Bengals, Marvin Lewis do it right this time

The last time coach Marvin Lewis and the Cincinnati Bengals signed an extension was January 2011, two days after an expected playoff team finished with a 4-12 record.

On Tuesday, the Bengals and Lewis did it the right way, getting a deal done before the regular season. They reached an extension that will keep him with the team through the 2014 season. This removes uncertainty from Lewis' status. It tells a young Bengals team, which could easily get distracted, that Lewis isn't going anywhere.

Coming off a surprising 9-7 season and a trip to the playoffs, the Bengals can now put all of their focus on the field, whether it's finding a No. 2 wide receiver or getting their cornerbacks healthy. The Bengals can put all of their energy in trying to put consecutive winning seasons together for the first time since 1981 and '82.

"I'm glad this is all behind now and we can move forward and coach," Lewis said during his Tuesday news conference. "I'm really happy to get the extension done and move forward. And just I think the excitement with what we've done, our football team, there still is a lot of work to do. The goals that we have in place are very, very important to achieve. ... There is nobody in Cincinnati who wants to win more than that man [Bengals owner Mike Brown] upstairs, and it’s my job to get him there."

The 2010 Bengals didn't have this luxury. That team was coming off a playoff season in 2009 and played in 2010 not knowing if Lewis would be there beyond that season. The result was the most disappointing season in franchise history. A lot of the blame for that season has to go to the Chad Ochocinco-Terrell Owens sideshow, but Lewis' lame duck status didn't help.

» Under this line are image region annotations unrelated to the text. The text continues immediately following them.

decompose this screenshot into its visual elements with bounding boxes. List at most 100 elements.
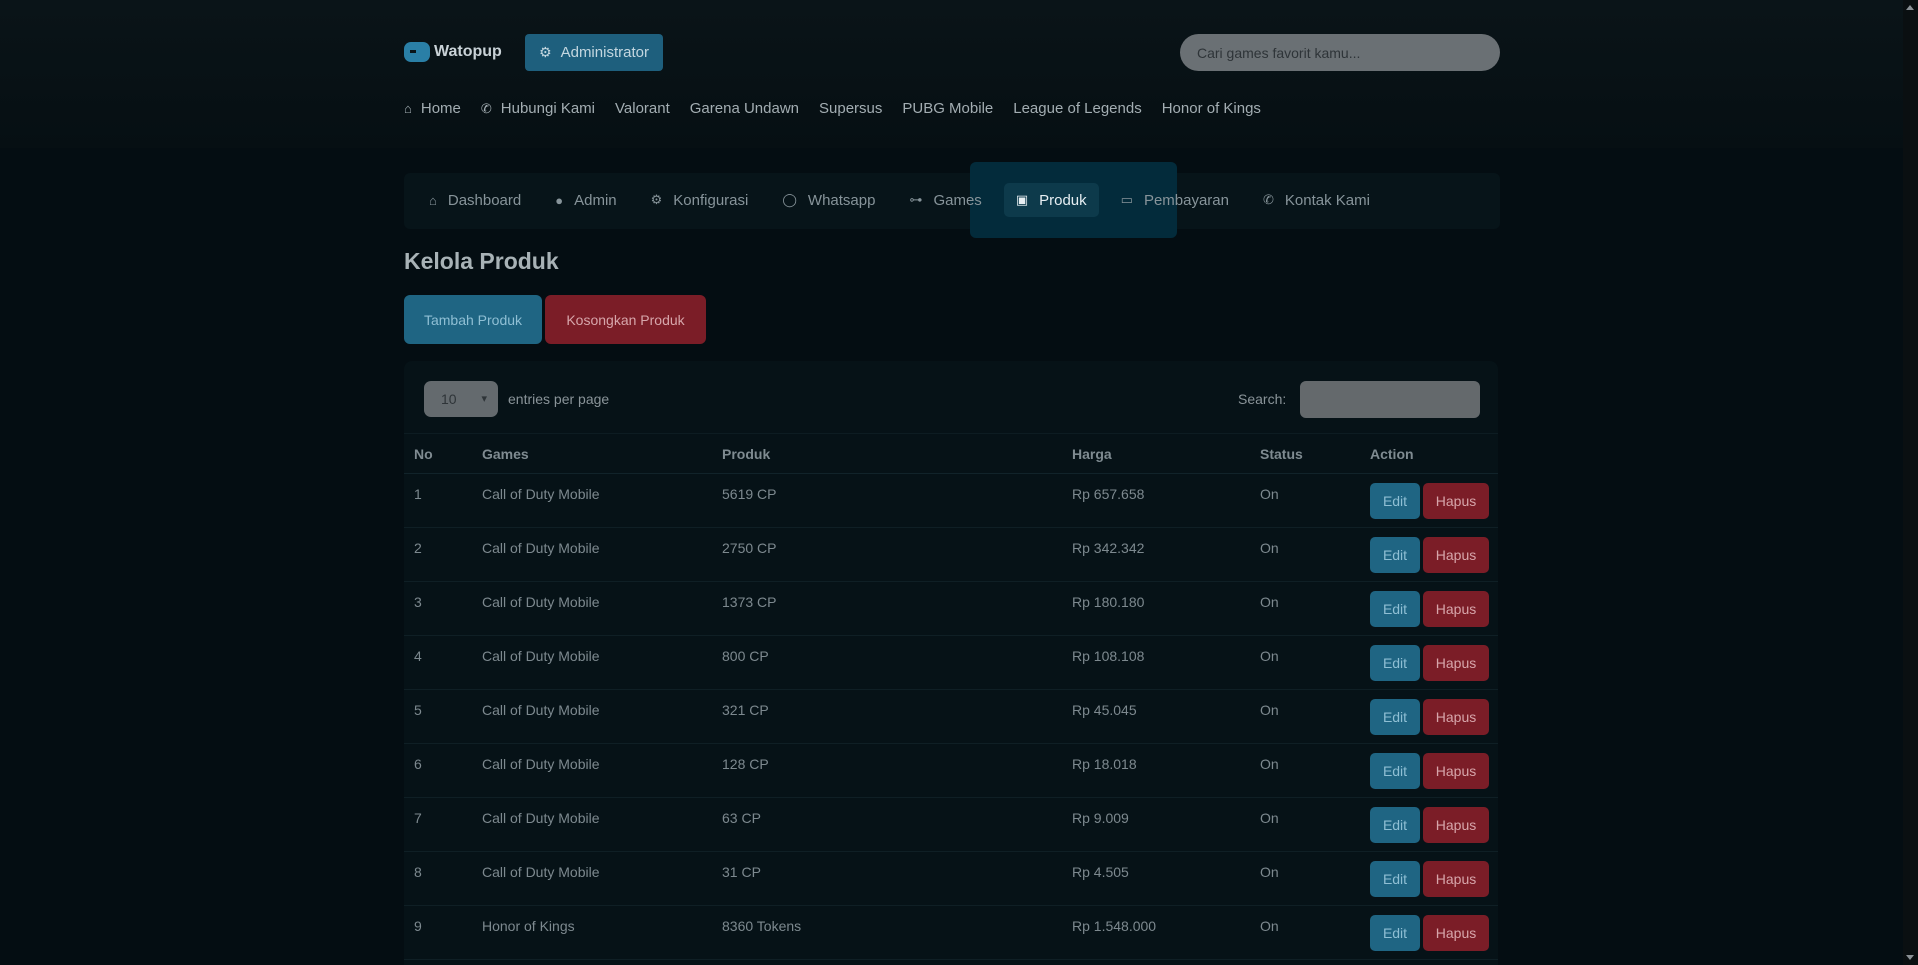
delete-button[interactable]: Hapus [1423, 537, 1489, 573]
home-icon: ⌂ [429, 192, 437, 208]
clear-products-button[interactable]: Kosongkan Produk [545, 295, 706, 344]
topnav-label: League of Legends [1013, 100, 1142, 117]
table-header: No Games Produk Harga Status Action [404, 433, 1498, 474]
row-product: 8360 Tokens [722, 918, 802, 934]
table-row: 2 Call of Duty Mobile 2750 CP Rp 342.342 On E… [404, 528, 1498, 582]
row-game: Call of Duty Mobile [482, 756, 600, 772]
row-no: 3 [414, 594, 422, 610]
column-header-status[interactable]: Status [1260, 446, 1303, 462]
delete-button[interactable]: Hapus [1423, 915, 1489, 951]
user-icon: ● [555, 192, 564, 208]
edit-button[interactable]: Edit [1370, 807, 1420, 843]
edit-button[interactable]: Edit [1370, 699, 1420, 735]
subnav-label: Pembayaran [1143, 191, 1229, 209]
top-header [0, 0, 1903, 148]
subnav-label: Kontak Kami [1284, 191, 1370, 209]
table-search-input[interactable] [1300, 381, 1480, 418]
subnav-item-produk[interactable]: ▣ Produk [1003, 183, 1099, 217]
delete-button[interactable]: Hapus [1423, 861, 1489, 897]
table-row: 9 Honor of Kings 8360 Tokens Rp 1.548.000 On… [404, 906, 1498, 960]
row-no: 4 [414, 648, 422, 664]
row-product: 1373 CP [722, 594, 777, 610]
topnav-item-garena-undawn[interactable]: Garena Undawn [690, 100, 799, 117]
row-price: Rp 4.505 [1072, 864, 1129, 880]
row-product: 31 CP [722, 864, 761, 880]
edit-button[interactable]: Edit [1370, 645, 1420, 681]
topnav-label: PUBG Mobile [902, 100, 994, 117]
row-no: 2 [414, 540, 422, 556]
subnav-item-konfigurasi[interactable]: ⚙ Konfigurasi [639, 183, 761, 217]
scroll-down-icon[interactable] [1906, 955, 1914, 960]
row-no: 5 [414, 702, 422, 718]
column-header-produk[interactable]: Produk [722, 446, 770, 462]
delete-button[interactable]: Hapus [1423, 645, 1489, 681]
row-no: 6 [414, 756, 422, 772]
topnav-item-league-of-legends[interactable]: League of Legends [1013, 100, 1141, 117]
table-row: 5 Call of Duty Mobile 321 CP Rp 45.045 On Edi… [404, 690, 1498, 744]
entries-per-page-select[interactable]: 10 ▾ [424, 381, 498, 417]
row-product: 321 CP [722, 702, 769, 718]
row-game: Call of Duty Mobile [482, 702, 600, 718]
brand-logo[interactable]: Watopup [404, 34, 502, 70]
row-game: Call of Duty Mobile [482, 648, 600, 664]
row-game: Call of Duty Mobile [482, 486, 600, 502]
subnav-label: Konfigurasi [673, 191, 749, 209]
top-nav: ⌂ Home ✆ Hubungi Kami Valorant Garena Un… [404, 100, 1281, 117]
edit-button[interactable]: Edit [1370, 483, 1420, 519]
topnav-item-honor-of-kings[interactable]: Honor of Kings [1162, 100, 1261, 117]
edit-button[interactable]: Edit [1370, 591, 1420, 627]
subnav-item-dashboard[interactable]: ⌂ Dashboard [429, 183, 533, 217]
topnav-item-valorant[interactable]: Valorant [615, 100, 670, 117]
topnav-label: Supersus [819, 100, 883, 117]
edit-button[interactable]: Edit [1370, 753, 1420, 789]
row-status: On [1260, 540, 1279, 556]
topnav-item-hubungi-kami[interactable]: ✆ Hubungi Kami [481, 100, 595, 117]
table-row: 8 Call of Duty Mobile 31 CP Rp 4.505 On Edit H… [404, 852, 1498, 906]
administrator-button[interactable]: ⚙ Administrator [525, 34, 663, 71]
entries-label: entries per page [508, 391, 610, 407]
edit-button[interactable]: Edit [1370, 861, 1420, 897]
table-row: 6 Call of Duty Mobile 128 CP Rp 18.018 On Edi… [404, 744, 1498, 798]
edit-button[interactable]: Edit [1370, 537, 1420, 573]
row-status: On [1260, 486, 1279, 502]
subnav-item-admin[interactable]: ● Admin [543, 183, 628, 217]
scrollbar[interactable] [1903, 0, 1918, 965]
scroll-up-icon[interactable] [1906, 5, 1914, 10]
game-search-input[interactable] [1180, 34, 1500, 71]
topnav-label: Honor of Kings [1161, 100, 1261, 117]
edit-button[interactable]: Edit [1370, 915, 1420, 951]
delete-button[interactable]: Hapus [1423, 753, 1489, 789]
delete-button[interactable]: Hapus [1423, 699, 1489, 735]
row-status: On [1260, 648, 1279, 664]
add-product-button[interactable]: Tambah Produk [404, 295, 542, 344]
gear-icon: ⚙ [539, 44, 552, 60]
admin-subnav-items: ⌂ Dashboard ● Admin ⚙ Konfigurasi ◯ What… [429, 183, 1392, 217]
topnav-item-supersus[interactable]: Supersus [819, 100, 882, 117]
subnav-label: Whatsapp [807, 191, 876, 209]
subnav-item-games[interactable]: ⊶ Games [897, 183, 993, 217]
column-header-games[interactable]: Games [482, 446, 529, 462]
delete-button[interactable]: Hapus [1423, 807, 1489, 843]
delete-button[interactable]: Hapus [1423, 483, 1489, 519]
subnav-item-kontak-kami[interactable]: ✆ Kontak Kami [1251, 183, 1382, 217]
topnav-item-home[interactable]: ⌂ Home [404, 100, 461, 117]
row-price: Rp 9.009 [1072, 810, 1129, 826]
subnav-label: Dashboard [447, 191, 522, 209]
subnav-item-whatsapp[interactable]: ◯ Whatsapp [770, 183, 887, 217]
column-header-no[interactable]: No [414, 446, 433, 462]
topnav-label: Home [420, 100, 461, 117]
topnav-item-pubg-mobile[interactable]: PUBG Mobile [902, 100, 993, 117]
subnav-item-pembayaran[interactable]: ▭ Pembayaran [1109, 183, 1241, 217]
table-row: 3 Call of Duty Mobile 1373 CP Rp 180.180 On E… [404, 582, 1498, 636]
row-status: On [1260, 756, 1279, 772]
row-no: 1 [414, 486, 422, 502]
administrator-label: Administrator [560, 44, 649, 61]
delete-button[interactable]: Hapus [1423, 591, 1489, 627]
row-game: Call of Duty Mobile [482, 864, 600, 880]
subnav-label: Produk [1039, 191, 1087, 209]
row-game: Call of Duty Mobile [482, 810, 600, 826]
topnav-label: Hubungi Kami [500, 100, 595, 117]
column-header-harga[interactable]: Harga [1072, 446, 1112, 462]
subnav-label: Games [933, 191, 982, 209]
row-price: Rp 45.045 [1072, 702, 1137, 718]
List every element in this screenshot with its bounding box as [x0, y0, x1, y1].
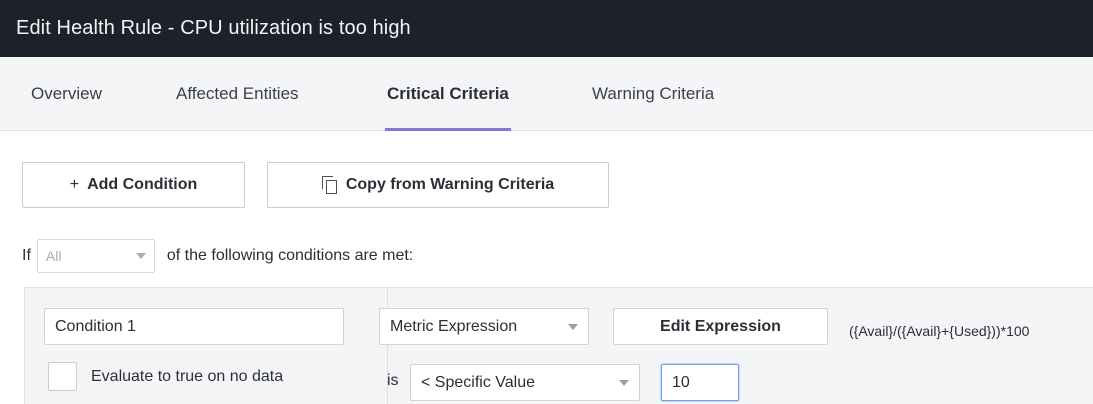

The Bengals have now become one of the more stable franchises in the league. Before reaching an agreement with Lewis, Cincinnati signed defensive coordinator Mike Zimmer to an extension through 2014 and struck a three-year extension with offensive coordinator Jay Gruden in January.

Entering his 10th season with the Bengals, Lewis ranks third in the NFL in longest current tenure with one team, behind only Philadelphia’s Andy Reid and New England’s Bill Belichick.

Critics will point out the numerous player arrests and the fact the team has yet to win a playoff game under Lewis. But Lewis deserved this extension and deserved to have one completed before the season so he didn't have to continually answer questions about it.

He's the winningest coach in Bengals history (69-77-1), which is a great achievement when it comes with a franchise that struggled mightily before his arrival. He guided the Bengals to a 9-7 record and a trip to the playoffs in 2011 after beginning the season as the worst-ranked team in many power rankings, including ESPN.com's.

In fact, Lewis has taken the Bengals to the playoffs in two of the past three seasons. Only nine other teams can say the same thing. In his nine years in Cincinnati, Lewis has had only three losing seasons.

“Coming off a playoff finish last year, with a solid coaching staff and good young players, continuity at the top gives us our best chance to do well,” Brown said. “We are excited about the team’s prospects and happy to have completed this process with Marvin before the 2012 preseason schedule begins.”